If there is an obvious shortcoming in Amtrak's $117 billion vision for bringing genuine high-speed rail to the Northeast (aside from the means to pay for it, of course) it's the lengthy 30-year timetable to accomplish it. A far greater sense of urgency is in order.
Europe and Japan have long embraced trains that travel at speeds of 200 mph or faster. China recently unveiled a train running between Shanghai and Xinhua capable of running as fast as 259 mph. The Chinese are investing hundreds of billions in high-speed rail.
By comparison, the much-touted $8 billion in high-speed rail President Barack Obama put in the stimulus package is little more than a down payment on a caboose. Today, Amtrak's Acela Express trains may be capable of going 150 mph, but mostly they poke along the Northeast corridor between Washington and Boston at much slower speeds, thanks to the limits imposed by congestion, dated track and signal systems and obstacles like the bottleneck at our own Baltimore and Potomac Tunnel, where trains can go no faster than 30 mph.
Amtrak's expenditures in the Northeast pale compared to what other countries have invested in passenger rail. Amtrak's annual budget is about $3.5 billion, with less than half coming from taxpayers and only a smaller fraction of that on capital projects. Yet, Amtrak expenditures are always controversial and will likely be under attack by deficit hawks again next year.

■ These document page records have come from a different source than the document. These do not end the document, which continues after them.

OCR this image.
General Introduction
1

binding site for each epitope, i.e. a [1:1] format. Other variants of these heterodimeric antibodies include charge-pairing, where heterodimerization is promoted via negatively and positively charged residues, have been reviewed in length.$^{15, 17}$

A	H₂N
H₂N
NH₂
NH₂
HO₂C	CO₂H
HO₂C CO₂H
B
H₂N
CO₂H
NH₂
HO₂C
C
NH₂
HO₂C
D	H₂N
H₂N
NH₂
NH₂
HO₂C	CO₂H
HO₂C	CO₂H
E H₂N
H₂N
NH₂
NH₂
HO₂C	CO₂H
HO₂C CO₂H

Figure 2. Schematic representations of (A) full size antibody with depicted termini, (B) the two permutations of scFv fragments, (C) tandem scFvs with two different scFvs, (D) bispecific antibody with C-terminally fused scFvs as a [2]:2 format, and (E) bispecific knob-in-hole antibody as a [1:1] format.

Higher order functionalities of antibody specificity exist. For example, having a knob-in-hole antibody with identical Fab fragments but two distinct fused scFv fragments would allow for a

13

Such thinking is incredibly shortsighted. High-speed trains are more energy efficient and better for the environment than most alternatives. Within the U.S., the Northeast, with its densely populated cities strung relatively close together, is the ideal candidate for such service.
Even with its current limitations, Amtrak service in the Northeast has been a success story. Imagine how much better it would be, however, if travel time between Baltimore and New York was reduced to less than 90 minutes instead of 21/2 hours.
Those kinds of travel times could be an economic boon to the region. Imagine getting on a train and arriving in downtown D.C. faster than someone could drive from Owings Mills to White Marsh. Or travel from Pennsylvania Station to Philadelphia in similar fashion. Few investments in economic development could produce a better return for Maryland. The 120,000 jobs the project is projected to create should not be ignored either.
Certainly, it would be costly. Replacing the B&P alone is expected to require at least a half-billion dollars. And while regional high-speed rail could attract some private investment, as Amtrak's president has speculated, most of the cost would likely have to be borne by taxpayers — as similar rail projects in other countries have.
But using tax dollars to upgrade passenger rail service is little different from government spending on roads, bridges, airports and ports. Every economic superpower in the world has chosen to make this investment in high-speed rail. The real question is: How long can America remain competitive in the 21st century global marketplace if it does not?